Thanks folk, I found all I required in the servers.def file, these update IPs of do vary. Have to agree with you stxNTrm06.
I sometimes block a range of IPs only to discover that Avast complains it can not update. Will have to make special rules seeing that I now know the specific Avast IPs.
The IPs in the servers.def fie are subject to change, there are constantly new servers added to the list to support the updates of over 130 million users.
So I wouldn’t base any special rule on IPs as at some point it will fail again.
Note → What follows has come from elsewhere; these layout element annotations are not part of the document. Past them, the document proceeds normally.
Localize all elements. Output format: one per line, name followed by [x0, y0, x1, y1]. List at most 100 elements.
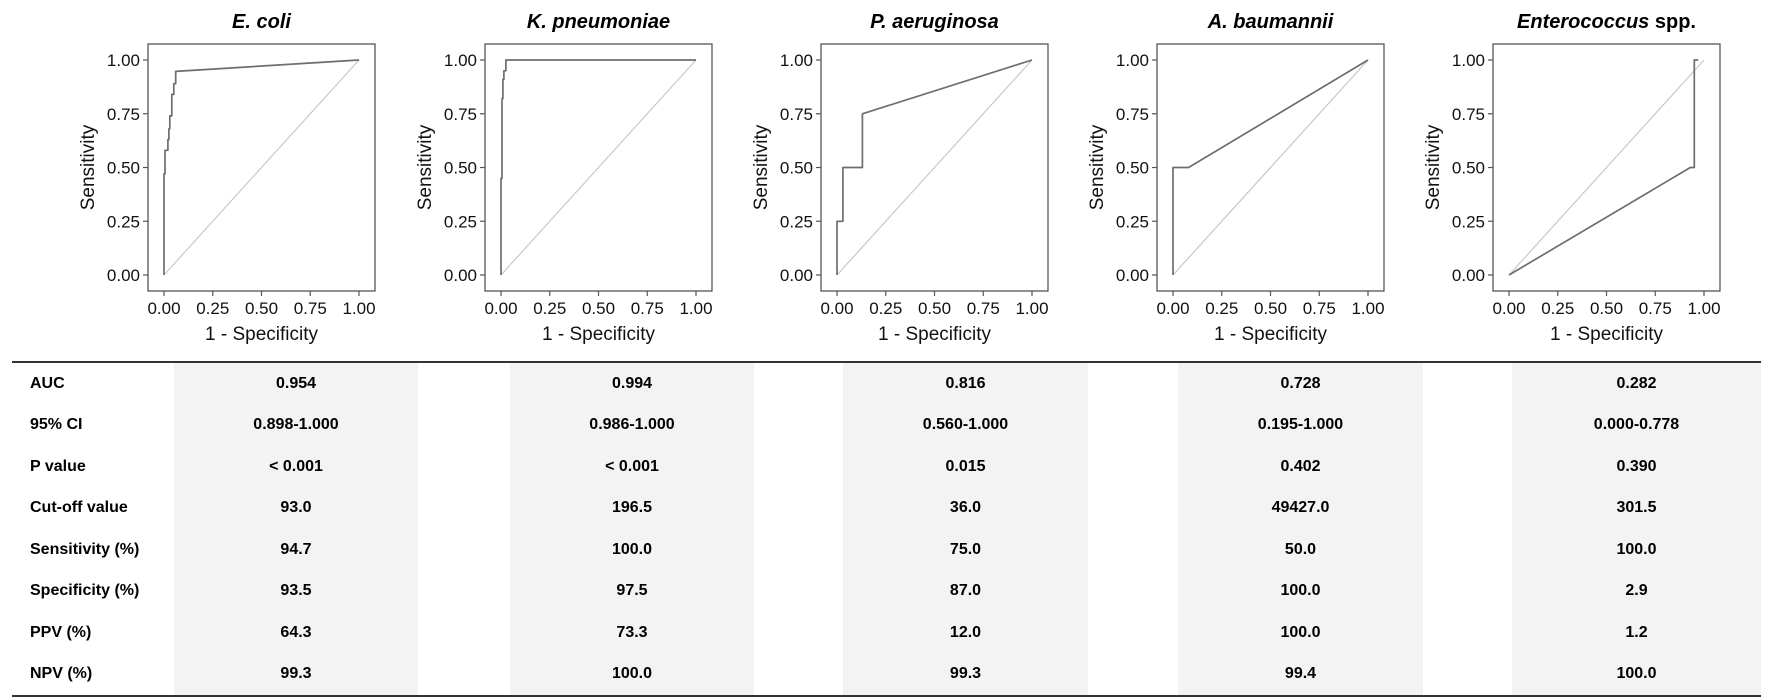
x-tick-label: 0.50 [582, 299, 615, 318]
y-tick-label: 1.00 [1116, 51, 1149, 70]
y-tick-label: 0.00 [444, 266, 477, 285]
stats-gap [1088, 571, 1178, 613]
stats-cell: 0.986-1.000 [510, 404, 754, 446]
x-axis-label: 1 - Specificity [878, 324, 991, 345]
stats-row-label: NPV (%) [30, 665, 93, 683]
stats-cell: 100.0 [1512, 529, 1761, 571]
stats-gap [754, 571, 843, 613]
stats-cell: 1.2 [1512, 612, 1761, 654]
chart-title: A. baumannii [1207, 11, 1334, 33]
x-tick-label: 1.00 [1015, 299, 1048, 318]
stats-gap [1088, 612, 1178, 654]
stats-gap [1423, 571, 1512, 613]
roc-panel-3: P. aeruginosa 0.00 0.25 0.50 0.75 1.00 0.00 0.2… [751, 11, 1049, 345]
stats-cell: 0.728 [1178, 362, 1423, 405]
stats-cell: 196.5 [510, 487, 754, 529]
stats-cell: 100.0 [1512, 653, 1761, 696]
stats-gap [1088, 405, 1178, 447]
roc-curve-line [1508, 59, 1699, 276]
stats-cell: 99.4 [1178, 653, 1423, 696]
stats-gap [1088, 446, 1178, 488]
stats-cell: 0.560-1.000 [843, 404, 1088, 446]
reference-diagonal [836, 59, 1033, 276]
x-tick-label: 0.50 [1590, 299, 1623, 318]
roc-curve-line [163, 59, 360, 275]
x-tick-label: 0.25 [1205, 299, 1238, 318]
y-axis-label: Sensitivity [78, 124, 99, 210]
stats-cell: 94.7 [174, 529, 418, 571]
stats-cell: 73.3 [510, 612, 754, 654]
chart-title-part: P. aeruginosa [870, 11, 999, 33]
stats-cell: 0.390 [1512, 446, 1761, 488]
stats-gap [1088, 654, 1178, 697]
chart-title-part: Enterococcus [1517, 11, 1649, 33]
stats-gap [418, 362, 510, 405]
roc-curve-line [500, 59, 696, 275]
stats-row-label: Specificity (%) [30, 582, 140, 600]
stats-cell: 0.994 [510, 362, 754, 405]
reference-diagonal [163, 59, 360, 276]
stats-cell: 0.282 [1512, 362, 1761, 405]
stats-cell: 2.9 [1512, 570, 1761, 612]
chart-title-part: A. baumannii [1207, 11, 1334, 33]
y-tick-label: 0.00 [107, 266, 140, 285]
y-tick-label: 0.00 [1116, 266, 1149, 285]
x-axis-label: 1 - Specificity [1550, 324, 1663, 345]
y-tick-label: 0.25 [1116, 212, 1149, 231]
x-tick-label: 1.00 [679, 299, 712, 318]
stats-cell: 0.898-1.000 [174, 404, 418, 446]
stats-cell: 301.5 [1512, 487, 1761, 529]
x-tick-label: 0.25 [196, 299, 229, 318]
stats-cell: < 0.001 [174, 446, 418, 488]
x-tick-label: 1.00 [342, 299, 375, 318]
x-tick-label: 0.75 [967, 299, 1000, 318]
stats-cell: 0.195-1.000 [1178, 404, 1423, 446]
stats-cell: 100.0 [1178, 612, 1423, 654]
y-tick-label: 1.00 [780, 51, 813, 70]
y-tick-label: 0.75 [444, 105, 477, 124]
stats-gap [418, 405, 510, 447]
chart-title: Enterococcus spp. [1517, 11, 1696, 33]
chart-title-part: spp. [1649, 11, 1696, 33]
stats-cell: 87.0 [843, 570, 1088, 612]
stats-cell: 49427.0 [1178, 487, 1423, 529]
stats-row: 95% CI 0.898-1.000 0.986-1.000 0.560-1.000 0… [12, 404, 1761, 447]
y-tick-label: 0.00 [780, 266, 813, 285]
roc-panel-4: A. baumannii 0.00 0.25 0.50 0.75 1.00 0.00 0.25… [1087, 11, 1385, 345]
stats-gap [1423, 488, 1512, 530]
stats-gap [1088, 488, 1178, 530]
stats-cell: 0.015 [843, 446, 1088, 488]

I can remember when there were only around 100 update servers now it is 369.
369 IPs???, okay I’ll not fiddle. Avast never failed in its task on my puter and I’ll let it be.
Currently I have this notification regarding Avast and I suppose it is normal?
Registry entry “HKEY_LOCAL_MACHINE\System\CurrentControlSet\Services\aswRdr\Parameters\WSIgnoreLSPDefault” (nl_lsp.dll,imon.dll,xfire_lsp.dll,mslsp.dll,mssplsp.dll,cwhook.dll,spi.dll,bmnet.dll) :
Entry was changed to <nl_lsp.dll,imon.dll,xfire_lsp.dll,mslsp.dll,mssplsp.dll,cwhook.dll,spi.dll,bmnet.dll,winsflt.dll>
This registry change was probably applied everywhere Avast is installed but it is noticed only by those who have some notification application installed on their systems. On my system it was registerd and notified yesterday by Tiny Watcher after restart:
and the file winsflt.dll was added to all those suspicious .dll files. It is related to PureSight Internet Content Filter (part of an application for preventing children from watching porn sites):
igor - when I noticed “aswRdr” I noticed ‘redirect’ and thought W7 OS involved. This also happened directly after boot up (or reboot) and that is when Avast always checks for updating. With hindsight…
stxNTrm06 - you are spot on! I very happy to discover another Tiny Watcher user. It is fading as XP is fading and I’m still using it although I’m on W7.
It is still assisting me with remarks even though I can not always make correct deductions from it. I have tried to make contact with the author but only silence, Abandonware? Thanks for yr advice.
Thanks to all the folk who joined it, I rest my case, long live Avast.